Dyenen esperó a que Cuervo y la mujer saliesen. Estaba seguro de que esa mujer era la esposa de Cuervo. Se trataban con gran confianza y respondían a las preguntas con pocas palabras, enarcando una ceja o meneando la cabeza. No era extraño que un hombre trocase a su esposa, sobre todo a cambio de los poderes que Cuervo suponía que obtendría. Pero ¿quién trocaría dos hijos, dos varones nacidos al mismo tiempo? Nadie.

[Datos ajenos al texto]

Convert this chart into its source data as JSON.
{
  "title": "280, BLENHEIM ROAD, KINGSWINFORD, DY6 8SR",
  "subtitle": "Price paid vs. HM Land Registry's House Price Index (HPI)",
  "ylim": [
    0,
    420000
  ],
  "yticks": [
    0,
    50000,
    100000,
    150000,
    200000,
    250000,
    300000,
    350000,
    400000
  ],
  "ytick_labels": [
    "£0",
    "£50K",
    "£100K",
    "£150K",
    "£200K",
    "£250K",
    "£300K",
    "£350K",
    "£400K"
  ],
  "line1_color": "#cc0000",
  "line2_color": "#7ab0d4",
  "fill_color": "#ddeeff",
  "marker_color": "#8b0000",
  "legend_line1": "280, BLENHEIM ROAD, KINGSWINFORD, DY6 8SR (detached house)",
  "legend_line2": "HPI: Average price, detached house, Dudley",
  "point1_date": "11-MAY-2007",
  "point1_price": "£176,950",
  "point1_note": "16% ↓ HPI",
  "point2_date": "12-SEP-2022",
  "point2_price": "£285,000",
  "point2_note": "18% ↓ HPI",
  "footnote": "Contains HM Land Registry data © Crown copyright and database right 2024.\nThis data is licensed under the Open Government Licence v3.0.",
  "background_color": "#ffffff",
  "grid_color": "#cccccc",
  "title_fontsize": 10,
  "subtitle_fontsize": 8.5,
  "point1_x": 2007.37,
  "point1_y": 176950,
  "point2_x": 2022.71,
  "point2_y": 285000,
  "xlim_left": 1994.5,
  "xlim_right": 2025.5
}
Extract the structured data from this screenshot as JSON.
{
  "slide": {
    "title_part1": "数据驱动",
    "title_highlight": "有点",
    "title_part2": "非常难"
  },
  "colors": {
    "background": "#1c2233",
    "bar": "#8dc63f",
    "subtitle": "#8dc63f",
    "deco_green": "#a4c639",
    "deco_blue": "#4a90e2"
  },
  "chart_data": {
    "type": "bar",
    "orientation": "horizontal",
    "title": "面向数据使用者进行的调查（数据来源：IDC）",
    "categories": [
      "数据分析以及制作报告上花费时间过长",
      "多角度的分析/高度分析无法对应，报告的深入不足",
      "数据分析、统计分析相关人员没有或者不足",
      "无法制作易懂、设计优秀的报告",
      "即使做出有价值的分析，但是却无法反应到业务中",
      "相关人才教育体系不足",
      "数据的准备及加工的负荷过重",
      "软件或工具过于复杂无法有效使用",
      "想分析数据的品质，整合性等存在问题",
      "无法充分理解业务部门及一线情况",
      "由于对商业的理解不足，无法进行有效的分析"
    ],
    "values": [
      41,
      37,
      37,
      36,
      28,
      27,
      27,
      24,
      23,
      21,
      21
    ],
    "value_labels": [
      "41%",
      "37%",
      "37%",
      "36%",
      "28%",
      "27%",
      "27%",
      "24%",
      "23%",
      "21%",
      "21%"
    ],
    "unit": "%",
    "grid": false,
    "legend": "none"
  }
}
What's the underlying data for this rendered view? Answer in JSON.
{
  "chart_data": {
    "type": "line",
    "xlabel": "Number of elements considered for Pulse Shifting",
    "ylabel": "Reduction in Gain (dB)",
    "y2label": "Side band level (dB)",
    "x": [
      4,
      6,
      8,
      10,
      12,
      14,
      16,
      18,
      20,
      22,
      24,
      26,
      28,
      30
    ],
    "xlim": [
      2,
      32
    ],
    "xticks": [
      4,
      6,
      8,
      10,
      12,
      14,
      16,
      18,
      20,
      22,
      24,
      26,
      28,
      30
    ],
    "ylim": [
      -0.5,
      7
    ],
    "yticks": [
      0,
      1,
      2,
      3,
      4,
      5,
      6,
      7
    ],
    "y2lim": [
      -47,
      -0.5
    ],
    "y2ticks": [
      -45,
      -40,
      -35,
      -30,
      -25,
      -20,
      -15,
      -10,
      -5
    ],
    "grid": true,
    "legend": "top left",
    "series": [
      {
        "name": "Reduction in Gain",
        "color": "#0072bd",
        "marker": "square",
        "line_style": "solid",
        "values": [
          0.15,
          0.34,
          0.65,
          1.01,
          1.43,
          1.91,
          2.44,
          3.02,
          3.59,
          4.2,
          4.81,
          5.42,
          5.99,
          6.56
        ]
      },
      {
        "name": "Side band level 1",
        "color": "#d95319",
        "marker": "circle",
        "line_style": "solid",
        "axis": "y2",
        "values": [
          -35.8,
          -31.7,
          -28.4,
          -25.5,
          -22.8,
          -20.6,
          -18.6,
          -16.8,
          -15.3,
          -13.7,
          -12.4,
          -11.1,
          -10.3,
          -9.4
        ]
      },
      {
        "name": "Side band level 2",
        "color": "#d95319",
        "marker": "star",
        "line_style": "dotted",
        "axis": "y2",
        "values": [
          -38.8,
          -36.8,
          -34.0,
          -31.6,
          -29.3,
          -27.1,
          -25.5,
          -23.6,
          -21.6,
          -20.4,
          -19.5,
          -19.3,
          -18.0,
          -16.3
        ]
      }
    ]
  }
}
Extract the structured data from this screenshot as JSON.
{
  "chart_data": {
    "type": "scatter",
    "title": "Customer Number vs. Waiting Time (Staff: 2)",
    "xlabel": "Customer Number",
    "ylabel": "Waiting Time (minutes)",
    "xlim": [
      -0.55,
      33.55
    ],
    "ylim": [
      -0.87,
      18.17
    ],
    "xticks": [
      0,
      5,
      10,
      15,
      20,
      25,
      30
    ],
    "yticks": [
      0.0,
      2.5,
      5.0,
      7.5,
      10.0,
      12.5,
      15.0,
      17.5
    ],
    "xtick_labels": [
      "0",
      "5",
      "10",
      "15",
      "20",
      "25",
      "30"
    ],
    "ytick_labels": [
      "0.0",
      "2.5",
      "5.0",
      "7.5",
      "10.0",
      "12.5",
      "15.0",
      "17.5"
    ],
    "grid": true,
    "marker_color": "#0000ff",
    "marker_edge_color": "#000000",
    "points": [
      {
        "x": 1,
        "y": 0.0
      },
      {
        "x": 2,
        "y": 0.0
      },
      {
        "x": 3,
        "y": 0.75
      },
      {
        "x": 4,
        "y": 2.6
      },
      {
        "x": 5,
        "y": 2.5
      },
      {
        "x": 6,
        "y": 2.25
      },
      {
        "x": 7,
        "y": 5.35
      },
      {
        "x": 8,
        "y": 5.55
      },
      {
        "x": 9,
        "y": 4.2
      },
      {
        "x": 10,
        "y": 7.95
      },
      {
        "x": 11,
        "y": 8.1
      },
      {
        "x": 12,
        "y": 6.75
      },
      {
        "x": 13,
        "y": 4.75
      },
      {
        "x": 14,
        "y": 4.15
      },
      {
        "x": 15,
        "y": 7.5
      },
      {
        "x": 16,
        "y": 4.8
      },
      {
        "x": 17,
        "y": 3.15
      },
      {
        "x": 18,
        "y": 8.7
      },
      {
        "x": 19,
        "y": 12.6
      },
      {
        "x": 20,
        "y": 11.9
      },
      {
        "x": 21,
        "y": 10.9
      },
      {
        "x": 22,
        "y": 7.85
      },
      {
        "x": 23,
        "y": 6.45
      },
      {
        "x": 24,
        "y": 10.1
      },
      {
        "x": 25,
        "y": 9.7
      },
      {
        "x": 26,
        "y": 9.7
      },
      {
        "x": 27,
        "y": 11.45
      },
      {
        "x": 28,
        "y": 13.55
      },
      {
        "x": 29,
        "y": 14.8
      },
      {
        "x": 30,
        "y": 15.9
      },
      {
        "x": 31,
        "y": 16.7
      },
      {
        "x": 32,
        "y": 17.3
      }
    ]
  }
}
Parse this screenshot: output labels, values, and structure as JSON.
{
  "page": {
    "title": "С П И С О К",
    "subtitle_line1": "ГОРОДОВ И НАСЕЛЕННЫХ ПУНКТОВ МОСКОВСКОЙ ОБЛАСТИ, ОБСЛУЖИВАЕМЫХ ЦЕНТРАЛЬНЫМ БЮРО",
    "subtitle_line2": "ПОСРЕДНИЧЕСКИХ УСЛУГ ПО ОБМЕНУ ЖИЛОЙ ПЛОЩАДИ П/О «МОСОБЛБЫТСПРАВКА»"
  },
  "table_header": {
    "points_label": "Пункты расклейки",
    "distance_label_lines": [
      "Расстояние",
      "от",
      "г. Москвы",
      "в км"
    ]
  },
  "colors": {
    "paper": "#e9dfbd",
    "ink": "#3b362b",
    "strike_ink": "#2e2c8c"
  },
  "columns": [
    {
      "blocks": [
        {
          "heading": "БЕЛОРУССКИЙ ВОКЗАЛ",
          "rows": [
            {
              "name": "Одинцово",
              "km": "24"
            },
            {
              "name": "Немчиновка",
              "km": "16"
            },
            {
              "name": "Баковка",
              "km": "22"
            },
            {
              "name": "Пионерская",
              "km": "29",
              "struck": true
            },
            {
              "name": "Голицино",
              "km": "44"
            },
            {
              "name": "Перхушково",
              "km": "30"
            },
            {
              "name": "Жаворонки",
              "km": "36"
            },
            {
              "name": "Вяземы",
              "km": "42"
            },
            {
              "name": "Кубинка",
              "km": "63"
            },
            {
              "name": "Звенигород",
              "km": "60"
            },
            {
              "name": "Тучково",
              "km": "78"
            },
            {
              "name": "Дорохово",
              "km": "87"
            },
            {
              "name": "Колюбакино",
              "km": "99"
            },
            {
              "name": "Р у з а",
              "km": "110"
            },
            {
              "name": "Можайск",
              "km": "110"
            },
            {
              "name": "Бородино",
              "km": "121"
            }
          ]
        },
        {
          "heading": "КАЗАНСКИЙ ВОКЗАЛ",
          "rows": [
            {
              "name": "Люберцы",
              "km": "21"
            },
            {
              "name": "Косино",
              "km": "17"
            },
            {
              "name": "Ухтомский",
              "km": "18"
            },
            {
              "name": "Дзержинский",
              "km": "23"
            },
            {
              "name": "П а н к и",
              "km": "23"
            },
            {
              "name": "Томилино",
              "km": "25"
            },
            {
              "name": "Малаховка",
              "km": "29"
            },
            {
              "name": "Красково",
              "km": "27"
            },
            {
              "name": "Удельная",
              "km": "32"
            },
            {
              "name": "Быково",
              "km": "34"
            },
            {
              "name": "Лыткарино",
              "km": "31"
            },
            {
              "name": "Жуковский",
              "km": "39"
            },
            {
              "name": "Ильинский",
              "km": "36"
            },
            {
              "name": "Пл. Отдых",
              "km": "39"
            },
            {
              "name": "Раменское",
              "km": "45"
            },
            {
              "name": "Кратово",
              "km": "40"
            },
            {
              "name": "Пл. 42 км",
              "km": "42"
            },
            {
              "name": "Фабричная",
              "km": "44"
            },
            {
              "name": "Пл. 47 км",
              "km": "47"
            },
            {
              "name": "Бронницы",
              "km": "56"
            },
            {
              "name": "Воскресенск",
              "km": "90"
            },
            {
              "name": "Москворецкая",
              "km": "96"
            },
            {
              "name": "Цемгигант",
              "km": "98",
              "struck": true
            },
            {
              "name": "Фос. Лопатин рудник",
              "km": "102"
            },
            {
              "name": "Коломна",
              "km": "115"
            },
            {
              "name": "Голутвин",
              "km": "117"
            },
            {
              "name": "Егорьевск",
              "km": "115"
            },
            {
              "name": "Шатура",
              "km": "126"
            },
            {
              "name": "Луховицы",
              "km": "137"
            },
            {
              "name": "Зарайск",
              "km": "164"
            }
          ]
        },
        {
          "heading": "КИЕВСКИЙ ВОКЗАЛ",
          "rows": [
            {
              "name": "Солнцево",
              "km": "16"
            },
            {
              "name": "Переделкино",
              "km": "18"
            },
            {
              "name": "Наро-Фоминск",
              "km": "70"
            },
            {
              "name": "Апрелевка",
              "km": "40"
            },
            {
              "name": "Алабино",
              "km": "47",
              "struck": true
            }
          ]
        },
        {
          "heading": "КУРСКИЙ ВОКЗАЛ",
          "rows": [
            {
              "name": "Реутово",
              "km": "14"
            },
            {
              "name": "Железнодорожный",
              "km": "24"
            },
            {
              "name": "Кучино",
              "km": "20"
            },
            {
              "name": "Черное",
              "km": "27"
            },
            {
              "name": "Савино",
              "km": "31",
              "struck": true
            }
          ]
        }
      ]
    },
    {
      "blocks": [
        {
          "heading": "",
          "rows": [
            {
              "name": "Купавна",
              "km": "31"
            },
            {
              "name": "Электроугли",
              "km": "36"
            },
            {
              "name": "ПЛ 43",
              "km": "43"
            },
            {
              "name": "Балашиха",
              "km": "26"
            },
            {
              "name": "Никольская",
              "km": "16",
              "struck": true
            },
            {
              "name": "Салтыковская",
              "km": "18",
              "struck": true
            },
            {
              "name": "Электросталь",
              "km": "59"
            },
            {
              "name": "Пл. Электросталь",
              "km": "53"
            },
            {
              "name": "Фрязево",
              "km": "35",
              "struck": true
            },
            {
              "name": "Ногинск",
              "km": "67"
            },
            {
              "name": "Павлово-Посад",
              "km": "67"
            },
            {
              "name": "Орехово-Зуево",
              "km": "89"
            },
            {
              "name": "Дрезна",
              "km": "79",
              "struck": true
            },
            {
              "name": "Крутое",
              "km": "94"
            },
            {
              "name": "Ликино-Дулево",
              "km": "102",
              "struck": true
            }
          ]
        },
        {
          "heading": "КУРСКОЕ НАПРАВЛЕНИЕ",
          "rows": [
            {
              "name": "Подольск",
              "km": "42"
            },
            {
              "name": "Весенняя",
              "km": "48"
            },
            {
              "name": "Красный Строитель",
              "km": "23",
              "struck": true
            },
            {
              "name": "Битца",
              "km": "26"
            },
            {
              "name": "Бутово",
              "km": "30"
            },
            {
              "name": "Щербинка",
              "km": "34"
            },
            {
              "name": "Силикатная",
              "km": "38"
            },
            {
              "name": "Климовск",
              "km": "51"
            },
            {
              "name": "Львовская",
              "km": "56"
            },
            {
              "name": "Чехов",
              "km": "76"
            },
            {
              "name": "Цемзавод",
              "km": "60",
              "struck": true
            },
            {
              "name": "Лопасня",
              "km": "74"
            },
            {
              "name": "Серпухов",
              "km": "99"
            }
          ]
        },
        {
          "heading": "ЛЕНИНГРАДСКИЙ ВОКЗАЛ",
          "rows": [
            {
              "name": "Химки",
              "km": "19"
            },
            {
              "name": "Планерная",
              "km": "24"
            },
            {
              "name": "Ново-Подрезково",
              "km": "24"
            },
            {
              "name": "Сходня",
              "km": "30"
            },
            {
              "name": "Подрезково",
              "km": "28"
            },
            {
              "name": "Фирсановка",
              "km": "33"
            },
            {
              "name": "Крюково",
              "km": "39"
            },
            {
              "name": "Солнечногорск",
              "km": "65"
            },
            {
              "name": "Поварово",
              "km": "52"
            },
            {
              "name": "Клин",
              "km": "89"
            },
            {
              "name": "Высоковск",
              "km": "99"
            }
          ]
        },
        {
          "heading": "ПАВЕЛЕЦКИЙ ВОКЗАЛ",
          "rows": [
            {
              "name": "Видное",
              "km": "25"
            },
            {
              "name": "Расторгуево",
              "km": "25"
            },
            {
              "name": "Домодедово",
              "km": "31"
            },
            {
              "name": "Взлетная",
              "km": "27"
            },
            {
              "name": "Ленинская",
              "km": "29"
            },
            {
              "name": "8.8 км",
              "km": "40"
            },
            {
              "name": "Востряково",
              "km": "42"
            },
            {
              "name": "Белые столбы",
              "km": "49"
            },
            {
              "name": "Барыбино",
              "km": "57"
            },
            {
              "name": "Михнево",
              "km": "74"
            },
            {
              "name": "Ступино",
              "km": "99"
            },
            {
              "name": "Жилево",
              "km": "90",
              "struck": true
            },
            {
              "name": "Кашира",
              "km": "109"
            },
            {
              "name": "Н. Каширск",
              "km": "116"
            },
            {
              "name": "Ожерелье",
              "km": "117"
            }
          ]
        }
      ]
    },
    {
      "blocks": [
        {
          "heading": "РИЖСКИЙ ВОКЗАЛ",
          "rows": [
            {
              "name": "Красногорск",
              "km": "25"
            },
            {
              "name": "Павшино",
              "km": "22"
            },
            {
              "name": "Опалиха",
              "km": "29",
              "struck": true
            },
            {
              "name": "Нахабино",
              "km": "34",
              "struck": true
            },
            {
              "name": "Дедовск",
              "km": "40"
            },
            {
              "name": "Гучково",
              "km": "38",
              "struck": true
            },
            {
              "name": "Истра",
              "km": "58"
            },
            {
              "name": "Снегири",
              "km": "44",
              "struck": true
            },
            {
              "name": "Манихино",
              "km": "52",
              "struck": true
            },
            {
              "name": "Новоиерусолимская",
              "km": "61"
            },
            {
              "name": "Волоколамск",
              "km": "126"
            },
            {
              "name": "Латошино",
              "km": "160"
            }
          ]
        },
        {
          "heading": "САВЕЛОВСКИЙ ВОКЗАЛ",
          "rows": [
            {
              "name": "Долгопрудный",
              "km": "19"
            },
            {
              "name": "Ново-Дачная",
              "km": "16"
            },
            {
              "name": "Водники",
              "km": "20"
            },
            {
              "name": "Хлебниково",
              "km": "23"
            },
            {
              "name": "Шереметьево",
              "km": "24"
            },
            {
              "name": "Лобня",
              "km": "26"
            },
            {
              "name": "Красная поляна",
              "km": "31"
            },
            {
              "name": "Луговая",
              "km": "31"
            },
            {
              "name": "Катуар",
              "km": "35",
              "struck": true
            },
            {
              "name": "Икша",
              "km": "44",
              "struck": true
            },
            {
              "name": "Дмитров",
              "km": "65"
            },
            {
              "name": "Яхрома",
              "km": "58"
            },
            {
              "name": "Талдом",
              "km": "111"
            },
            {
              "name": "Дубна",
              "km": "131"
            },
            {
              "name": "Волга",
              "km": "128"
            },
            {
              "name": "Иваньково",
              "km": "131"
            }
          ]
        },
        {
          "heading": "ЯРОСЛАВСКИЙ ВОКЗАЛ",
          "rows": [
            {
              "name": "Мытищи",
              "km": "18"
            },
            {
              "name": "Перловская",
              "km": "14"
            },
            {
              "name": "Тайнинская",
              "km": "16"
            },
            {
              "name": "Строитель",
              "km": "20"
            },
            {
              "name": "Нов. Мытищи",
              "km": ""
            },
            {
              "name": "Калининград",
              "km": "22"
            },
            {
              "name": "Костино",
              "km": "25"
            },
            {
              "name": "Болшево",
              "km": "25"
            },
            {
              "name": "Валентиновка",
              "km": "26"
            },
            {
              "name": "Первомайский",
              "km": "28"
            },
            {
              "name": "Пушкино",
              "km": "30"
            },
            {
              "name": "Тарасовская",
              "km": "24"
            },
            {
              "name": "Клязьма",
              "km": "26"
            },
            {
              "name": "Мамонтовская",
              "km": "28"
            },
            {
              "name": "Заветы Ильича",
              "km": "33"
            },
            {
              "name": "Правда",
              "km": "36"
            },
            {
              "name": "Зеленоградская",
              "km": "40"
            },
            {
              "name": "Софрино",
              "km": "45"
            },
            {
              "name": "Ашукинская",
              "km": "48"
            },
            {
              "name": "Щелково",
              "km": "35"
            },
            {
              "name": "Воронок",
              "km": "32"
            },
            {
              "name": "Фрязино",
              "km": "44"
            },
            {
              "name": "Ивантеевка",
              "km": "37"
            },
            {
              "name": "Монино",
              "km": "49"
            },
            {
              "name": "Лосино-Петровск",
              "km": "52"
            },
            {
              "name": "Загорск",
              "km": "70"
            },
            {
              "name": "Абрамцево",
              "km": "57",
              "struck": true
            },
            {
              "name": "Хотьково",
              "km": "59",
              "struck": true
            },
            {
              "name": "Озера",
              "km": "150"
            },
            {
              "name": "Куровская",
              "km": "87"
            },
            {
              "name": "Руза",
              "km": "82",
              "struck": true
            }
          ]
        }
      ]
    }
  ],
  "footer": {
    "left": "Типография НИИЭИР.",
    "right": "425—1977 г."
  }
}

Dyenen reprimió una carcajada. Cuervo era tonto. Cualquiera se daría cuenta de que los rorros no eran hijos suyos. Ratón era la viva imagen de su esposa y el otro no se parecía a ninguno. Estaba convencido de que los chiquillos ni siquiera eran hermanos y que se llevaban seis u ocho lunas. Aunque no contaba con la bendición de hijos varones, Dyenen tenía muchas hijas. Fueran del sexo que fuesen, los críos crecían prácticamente de la misma manera: se sentaban, se ponían de pie, gateaban y caminaban más o menos al mismo tiempo. Ratón —Takha— gateaba y era un niño fuerte al que cualquier hombre se alegraría de llamar hijo. El niño durmiente, al que llamaban Shuku, ya andaba. Las suelas de sus polainas estaban gastadas y una mostraba un agujero a la altura del dedo gordo.
El viejo rio quedamente. De todas maneras, la mujer estaba bien, tallaba y los dos rorros eran varones. No sellaría un mal acuerdo, sobre todo si tomaba en consideración lo que le daría a Saghani.
Los cánticos eran sagrados, pero no le transmitiría los más sacros pues debía buscarlos por su cuenta a través de las visiones, el ayuno y la oración.
—Además —masculló Dyenen—, las cosas del alma no se intercambian por carne disecada, aceite de foca ni chaquetas bordadas. Cuando el hombre llega por fin al lugar donde los espíritus se respetan, los objetos de trueque dejan de tener importancia en su vida.
Ofrecería a Saghani diversos cánticos, un canto que le había trocado a otro chamán, algunos conocimientos sobre los animales y el secreto de las voces. Ese puñado de cosas valían una mujer fuerte que tallaba y que podía darle hijos.